Arrays can be quite useful for a variety of tasks, but occasionally there will be times when you can't reference them numerically or with pre-defined constant values.

For instance, say you have an app that references a database to display a catalog of items to buy (the "display" element of a shopping cart).  The items are taken from multiple tables which eliminates the chance of using simple numeric arrays because there may be conflicting primary keys to use as the index when the items are gathered together.  They do however all have unique product codes (alhpa-numeric values).

Since you wouldn't want to overload the database by tracking on-the-fly cart status for each order as it was built for each customer, it would be better to build and update the "tally" element of the shopping cart in memory.

You can do this each time the "tally" needs to be displayed or updated (say if quantities are changed or items deleted) by storing the product code for each item that the customer has selected as the key and the quantity for that item as the value.  If the customer subsequently adds an item that is already in the cart, the quantity is augmented, if an item doesn't currently exist, a new element is created, if a quantity is changed to zero, that element essentially goes away (the element would technically still be there, with a value of zero, but if your code only displayed and totalled items with quantities of one or more, it would appear deleted).

In VB.NET, there is no associative array (per se), but there are dictionaries that perform in a near-identical manner... some refer to this as a hash-table, although a dictionary (being a derivative of a hash-table) has less memory overhead (hash-tables are always objects... dictionaries can be defined as most anything)

here are a few sample code snippets to show the syntax (these are not meant to work by themselves... alot of additional code would be necessary to do anything useful): 

*
'create a dictionary object (associative array)

Dim StoreItem As New Dictionary(Of String , Integer )


'create quantities (this would happen as the user added to the cart)

StoreItem.Add("CS2a", 6)
StoreItem.Add("DD72b12", 3)
StoreItem.Add("21AG4", 1)
etc...

'reading is just as easy (although you probably wouldn't use a msgbox   )
MsgBox(StoreItem("DD72b12"))
*

NOTE:  By using a combination of multi-dimensioned arrays/dictionaries and looping structures, there is a virtually limitless amount as to what you may use this for...  hierarchies of states, regions, cities, zips; or perhaps defining structures of departments and/or personnel; schedules available vs. filled, etc, etc...
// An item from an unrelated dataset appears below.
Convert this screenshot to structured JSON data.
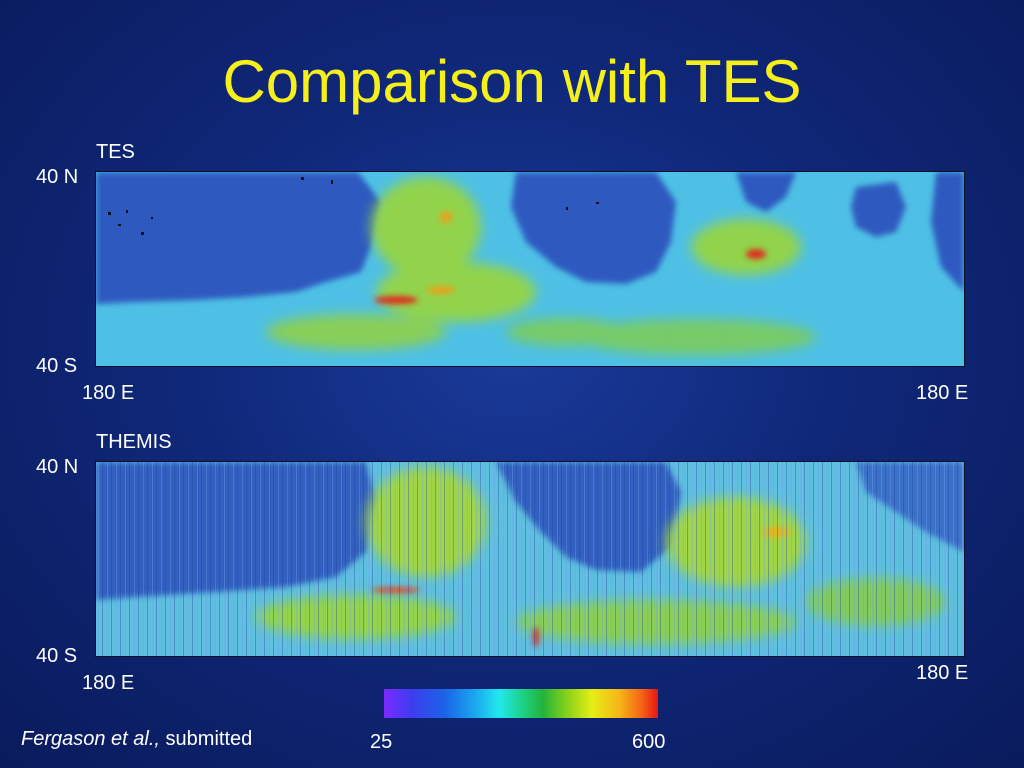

I recently had a client ask me to build a fairly complex scheduling app that allowed them to define events, the dates they would fall on, times (shifts) that required staffing, and the maximum number of volunteers needed for each available shift.  I had to build a calendar-like scheduler and provided a multitude of reporting and tracking capabilities.  After a fairly extensive analysis of the problem, I wound up crafting a solution using nothing but associative arrays and it wound up being quite fast and eliminated a considerable amount of technical issues I would otherwise have had to deal with.  Since deployment, maintenance has been a breeze as the logic is painfully simple.

.

----------